100%|████████████████████████████████████████| 1225/1225 [00:07<00:00, 174.28it/s]


Considering the top 50 genes, there are 0 significant interactions out of a possible 1225


100%|████████████████████████████████████████| 4950/4950 [00:28<00:00, 174.61it/s]

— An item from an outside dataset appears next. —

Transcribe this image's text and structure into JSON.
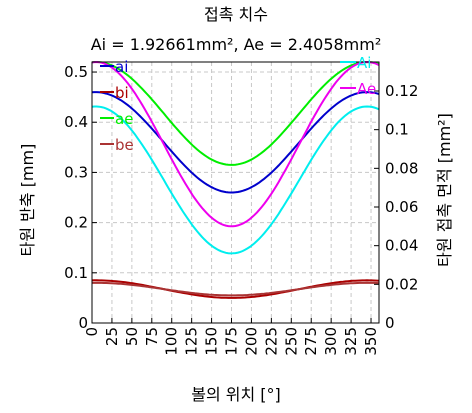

Considering the top 100 genes, there are 0 significant interactions out of a possible 4950





We see that amongst the top ranked genes, there are no significant interactions. However, it is possible for interactions to occur non-intuitively across features that don't have high ranks. So, in the next notebook, let's use a genetic algorithm identify highly interacting genes.